Answer: Many Christian parents wonder if they will survive trying to raise a teenager. Teenagers typically share certain characteristics. First, they are going through the stage in life where they believe they know all there is to know and what they don’t know isn’t worth knowing. Second, the hormones and chemicals charging through their brains and bodies hinder them, often rendering them incapable of reasoning as rational adults. They want what they want when they want it, and often don't have any clue that what they are asking for will hurt them. It is the job of the parents to keep their children safe from themselves as they negotiate this difficult time of life.
Jesus teaches us this in Matthew 7:9-10 when He says, "You parents - if your children ask for a loaf of bread, do you give them a stone instead? Or if they ask for a fish, do you give them a snake? Of course not!" Sometimes children ask for things that look good to them, but which will in fact harm them, so it is the responsibility of the parents to do what is best. We have the same rules—if we ask God for something we think is good, but which God knows is not, He will not give it to us.
Having Jesus in your household is the best way to raise children. "Train a child in the way he should go, and when he is old he will not turn from it" (Proverbs 22:6). If you have become a Christian by asking Jesus into your heart, then the Holy Spirit is living in you and will teach you all things (John 14:26; 1 John 2:27), and this includes the way we raise our children. Children learn by what they observe from us much more than what we say to them, so being a good example is very important.

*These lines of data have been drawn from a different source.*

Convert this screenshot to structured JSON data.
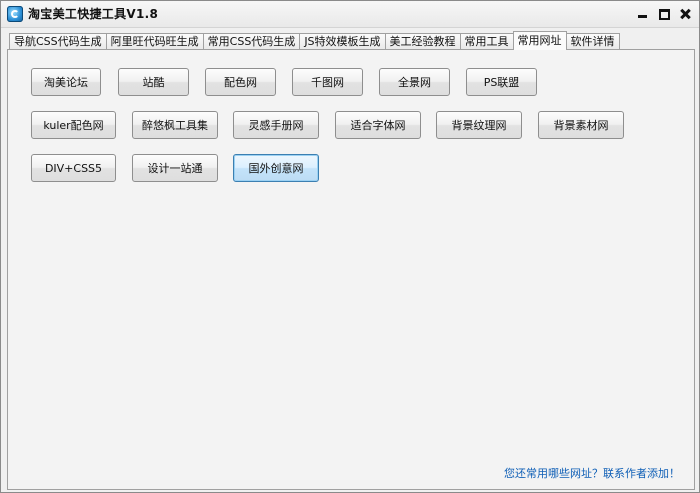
{
  "window": {
    "title": "淘宝美工快捷工具V1.8"
  },
  "tabs": [
    {
      "label": "导航CSS代码生成",
      "active": false
    },
    {
      "label": "阿里旺代码旺生成",
      "active": false
    },
    {
      "label": "常用CSS代码生成",
      "active": false
    },
    {
      "label": "JS特效模板生成",
      "active": false
    },
    {
      "label": "美工经验教程",
      "active": false
    },
    {
      "label": "常用工具",
      "active": false
    },
    {
      "label": "常用网址",
      "active": true
    },
    {
      "label": "软件详情",
      "active": false
    }
  ],
  "buttons": {
    "row1": [
      "淘美论坛",
      "站酷",
      "配色网",
      "千图网",
      "全景网",
      "PS联盟"
    ],
    "row2": [
      "kuler配色网",
      "醉悠枫工具集",
      "灵感手册网",
      "适合字体网",
      "背景纹理网",
      "背景素材网"
    ],
    "row3": [
      "DIV+CSS5",
      "设计一站通",
      "国外创意网"
    ]
  },
  "focused_button": "国外创意网",
  "footer": {
    "link_text": "您还常用哪些网址？联系作者添加！"
  }
}
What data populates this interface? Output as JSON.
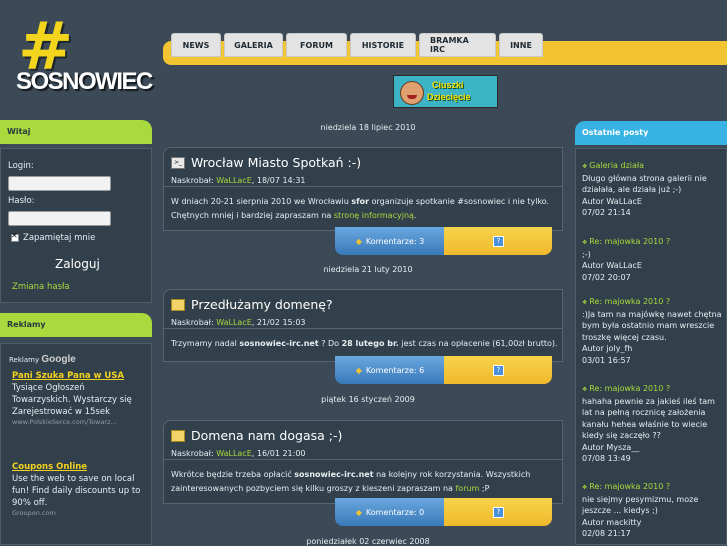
{
  "logo": {
    "hash": "#",
    "word": "SOSNOWIEC"
  },
  "nav": {
    "items": [
      "NEWS",
      "GALERIA",
      "FORUM",
      "HISTORIE",
      "BRAMKA IRC",
      "INNE"
    ]
  },
  "banner": {
    "line1": "Ciuszki",
    "line2": "Dziecięcie"
  },
  "login": {
    "heading": "Witaj",
    "login_label": "Login:",
    "password_label": "Hasło:",
    "remember_label": "Zapamiętaj mnie",
    "submit_label": "Zaloguj",
    "change_password": "Zmiana hasła"
  },
  "ads": {
    "heading": "Reklamy",
    "ads_by": "Reklamy",
    "google": "Google",
    "items": [
      {
        "title": "Pani Szuka Pana w USA",
        "text": "Tysiące Ogłoszeń Towarzyskich. Wystarczy się Zarejestrować w 15sek",
        "url": "www.PolskieSerce.com/Towarz..."
      },
      {
        "title": "Coupons Online",
        "text": "Use the web to save on local fun! Find daily discounts up to 90% off.",
        "url": "Groupon.com"
      }
    ]
  },
  "recent": {
    "heading": "Ostatnie posty",
    "posts": [
      {
        "title": "Galeria działa",
        "text": "Długo główna strona galerii nie działała, ale działa już ;-)",
        "author": "Autor WaLLacE",
        "date": "07/02 21:14"
      },
      {
        "title": "Re: majowka 2010 ?",
        "text": ";-)",
        "author": "Autor WaLLacE",
        "date": "07/02 20:07"
      },
      {
        "title": "Re: majowka 2010 ?",
        "text": ":)Ja tam na majówkę nawet chętna bym była ostatnio mam wreszcie troszkę więcej czasu.",
        "author": "Autor joly_fh",
        "date": "03/01 16:57"
      },
      {
        "title": "Re: majowka 2010 ?",
        "text": "hahaha pewnie za jakieś ileś tam lat na pełną rocznicę założenia kanału hehea właśnie to wiecie kiedy się zaczęło ??",
        "author": "Autor Mysza__",
        "date": "07/08 13:49"
      },
      {
        "title": "Re: majowka 2010 ?",
        "text": "nie siejmy pesymizmu, moze jeszcze ... kiedys ;)",
        "author": "Autor mackitty",
        "date": "02/08 21:17"
      }
    ]
  },
  "articles": [
    {
      "date": "niedziela 18 lipiec 2010",
      "title": "Wrocław Miasto Spotkań :-)",
      "meta_label": "Naskrobał:",
      "author": "WaLLacE",
      "meta_date": ", 18/07 14:31",
      "body_1": "W dniach 20-21 sierpnia 2010 we Wrocławiu ",
      "body_bold": "sfor",
      "body_2": " organizuje spotkanie #sosnowiec i nie tylko. Chętnych mniej i bardziej zapraszam na ",
      "body_link": "stronę informacyjną",
      "body_3": ".",
      "comments": "Komentarze: 3"
    },
    {
      "date": "niedziela 21 luty 2010",
      "title": "Przedłużamy domenę?",
      "meta_label": "Naskrobał:",
      "author": "WaLLacE",
      "meta_date": ", 21/02 15:03",
      "body_1": "Trzymamy nadal ",
      "body_bold": "sosnowiec-irc.net",
      "body_2": " ? Do ",
      "body_bold2": "28 lutego br.",
      "body_3": " jest czas na opłacenie (61,00zł brutto).",
      "comments": "Komentarze: 6"
    },
    {
      "date": "piątek 16 styczeń 2009",
      "title": "Domena nam dogasa ;-)",
      "meta_label": "Naskrobał:",
      "author": "WaLLacE",
      "meta_date": ", 16/01 21:00",
      "body_1": "Wkrótce będzie trzeba opłacić ",
      "body_bold": "sosnowiec-irc.net",
      "body_2": " na kolejny rok korzystania. Wszystkich zainteresowanych pozbyciem się kilku groszy z kieszeni zapraszam na ",
      "body_link": "forum",
      "body_3": " ;P",
      "comments": "Komentarze: 0"
    }
  ],
  "next_date": "poniedziałek 02 czerwiec 2008",
  "colors": {
    "background": "#3b4a56",
    "accent_yellow": "#f3c431",
    "accent_green": "#a8d93d",
    "accent_blue": "#38b2e2"
  }
}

The Bible teaches us the importance of discipline. "He who spares the rod hates his son, but he who loves him is careful to discipline him" (Proverbs 13:24). "Discipline your son, for in that there is hope; do not be a willing party to his death" (Proverbs 19:18). "Discipline your son, and he will give you peace; he will bring delight to your soul" (Proverbs 29:17). It is very important to lay down rules and enforce them. When children know that what they are doing is wrong, some sort of punishment should follow, but it should be appropriate for the "crime." Lying shows that a child cannot be trusted, so maybe until that trust can be restored, time spent out of the house should be very limited. They will want you to trust them again, so they will learn from that. The worst thing we can do is try to become our children's friend instead of parent.
Discipline should always be carried out with the best interests of the child as the motivation. Ephesians 6:4 says we are not to make our children angry by the way we treat them (this doesn't mean don't discipline; it means don't discipline in anger or frustration), but raise them with the discipline and instruction approved by the Lord. Make sure you are telling your child why the behavior is wrong, why you disagree, and that you are doing it out of love for him/her. Hebrews 12:7 tells us that God disciplines all His children when we do wrong because He loves us and it wouldn't be good for us if He didn't. When children argue about being punished, which they inevitably will, the wise parent replies, "It's my responsibility to discipline you, and if I don't, I have to answer to God. And He's a lot tougher than I am!"
Finally, several things are crucial to survive raising teenagers: a sense of humor, a sense of conviction that you are doing the right thing, reliance on God’s wisdom in His Word, and prayer, prayer, prayer! Not only will these things help parents “survive,” but will also help them model good parenting, which teens will eventually use when they become parents themselves.